A North Somerset church built nearly 900 years ago has become one of the oldest churches in the country to save on its energy bills with solar panels.

Installing the solar photovoltaic (PV) system has brought St Bridget’s Church at Chelvey from the 12th century into the 21st. The 15 solar panels have been carefully designed to blend in as much as possible with the ancient roof.

It was a particularly significant project for installers Solarsense because the Grade 1 listed building is their local church, being less than half a mile from their base at Brockley Lane, Backwell.

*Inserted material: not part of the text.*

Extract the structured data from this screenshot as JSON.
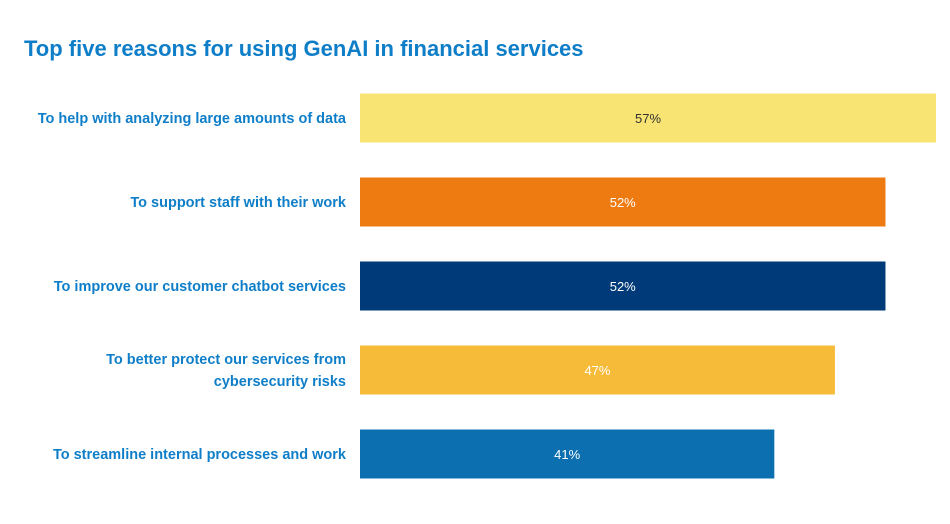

Experts from the company, the South West’s leading renewable energy specialists, worked closely with the church architect to ensure the panels were as discreet as possible, and chose ones with a dark, minimal reflective finish to match the existing roof slates. St Bridget’s roof has a double ridge which meant the panels could be fitted on the less visible roof slope and be more hidden from view.

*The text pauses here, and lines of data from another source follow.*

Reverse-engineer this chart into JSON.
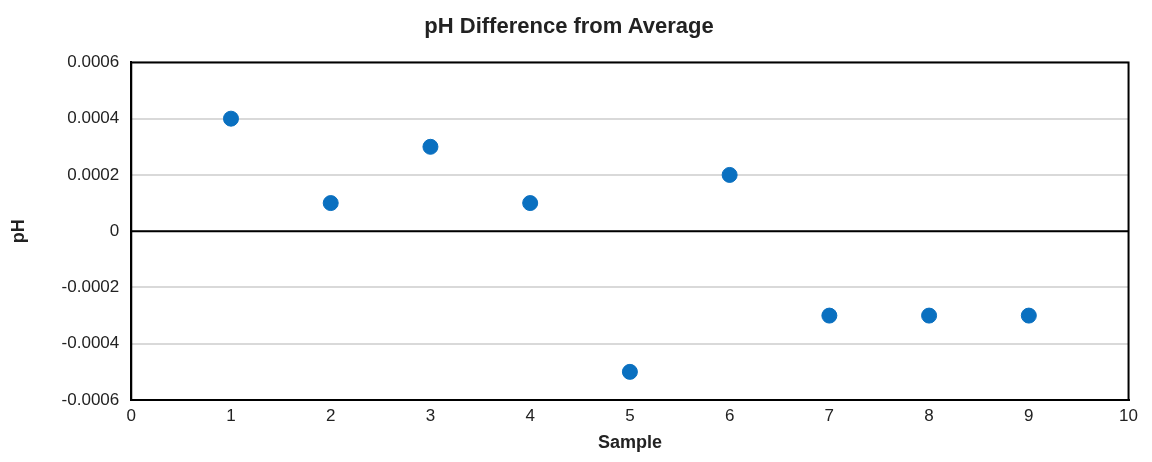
{
  "chart_data": {
    "type": "scatter",
    "title": "pH Difference from Average",
    "xlabel": "Sample",
    "ylabel": "pH",
    "x": [
      1,
      2,
      3,
      4,
      5,
      6,
      7,
      8,
      9
    ],
    "series": [
      {
        "color": "#0a70c0",
        "values": [
          0.0004,
          0.0001,
          0.0003,
          0.0001,
          -0.0005,
          0.0002,
          -0.0003,
          -0.0003,
          -0.0003
        ]
      }
    ],
    "xlim": [
      0,
      10
    ],
    "xticks": [
      0,
      1,
      2,
      3,
      4,
      5,
      6,
      7,
      8,
      9,
      10
    ],
    "ylim": [
      -0.0006,
      0.0006
    ],
    "yticks": [
      -0.0006,
      -0.0004,
      -0.0002,
      0,
      0.0002,
      0.0004,
      0.0006
    ],
    "ref_lines": [
      {
        "axis": "y",
        "value": 0,
        "color": "#000000"
      }
    ],
    "grid": "y",
    "marker": "circle",
    "legend": false
  }
}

The church is the oldest in the Diocese of Bath and Wells to benefit from solar energy, while across England only two other parish churches with PV panels are older than St Bridget’s – Withington near Cheltenham and Wing in Oxfordshire.

St Bridget’s age and its status as a Grade 1 listed building meant that Chelvey parochial church council first had to apply to the diocesan advisory committee on church buildings for a ‘faculty’, special permission for the installation. Once this was granted they then had to obtain planning consent from North Somerset Council and English Heritage.

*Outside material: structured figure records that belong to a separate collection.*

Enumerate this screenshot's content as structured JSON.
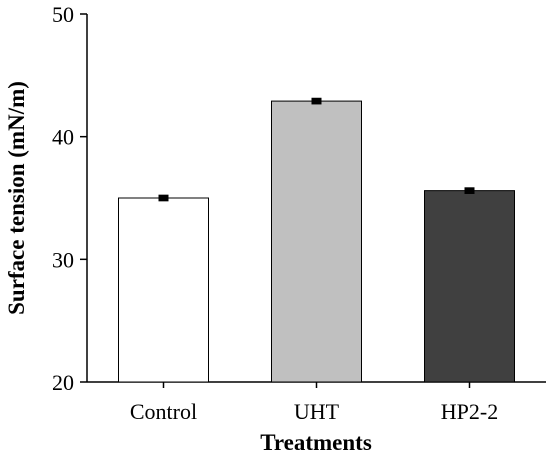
{
  "chart_data": {
    "type": "bar",
    "title": "",
    "xlabel": "Treatments",
    "ylabel": "Surface tension (mN/m)",
    "categories": [
      "Control",
      "UHT",
      "HP2-2"
    ],
    "values": [
      35.0,
      42.9,
      35.6
    ],
    "errors": [
      0.15,
      0.15,
      0.15
    ],
    "bar_colors": [
      "#ffffff",
      "#c0c0c0",
      "#404040"
    ],
    "ylim": [
      20,
      50
    ],
    "yticks": [
      20,
      30,
      40,
      50
    ],
    "grid": false,
    "legend": "none"
  }
}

The 3.6kWp solar PV system will generate more than 2,500kWh each year, and earn an income via the Feed-in Tariff scheme that will reduce the church’s running costs for many years to come. St Bridget’s will also save almost 1,400kg of carbon dioxide emissions each year by using less fossil fuel.

Funding the solar generator was the latest challenge taken up by St Bridget’s congregation of around just 20 people. They have also raised money to upgrade the heating system, repair the nave windows and badly leaking tower and buy a new organ. Now they are now planning to bring mains water on site and build a new toilet.

Churchwarden Tony Stirratt said: “The results from our solar panels are even better than we expected. We have already had people from outside the diocese asking about them and we hope that the success of our solar PV will encourage more churches to install their own.”

Steve Barrett of Solarsense said: “St Bridget’s is our local church as well as a historic building so we are delighted to have been able to install carefully tailored solar PV that not only saves the congregation money but also blends in with the church’s historic fabric.”

The installation has been welcomed by the Church of England’s national campaign to reduce its carbon footprint. Ruth Wilkinson who leads the Shrink the Footprint project said: “Our national target is to cut carbon emissions by 80% by 2050 and sensitively carried out installations such as that at Chelvey will help us achieve that goal."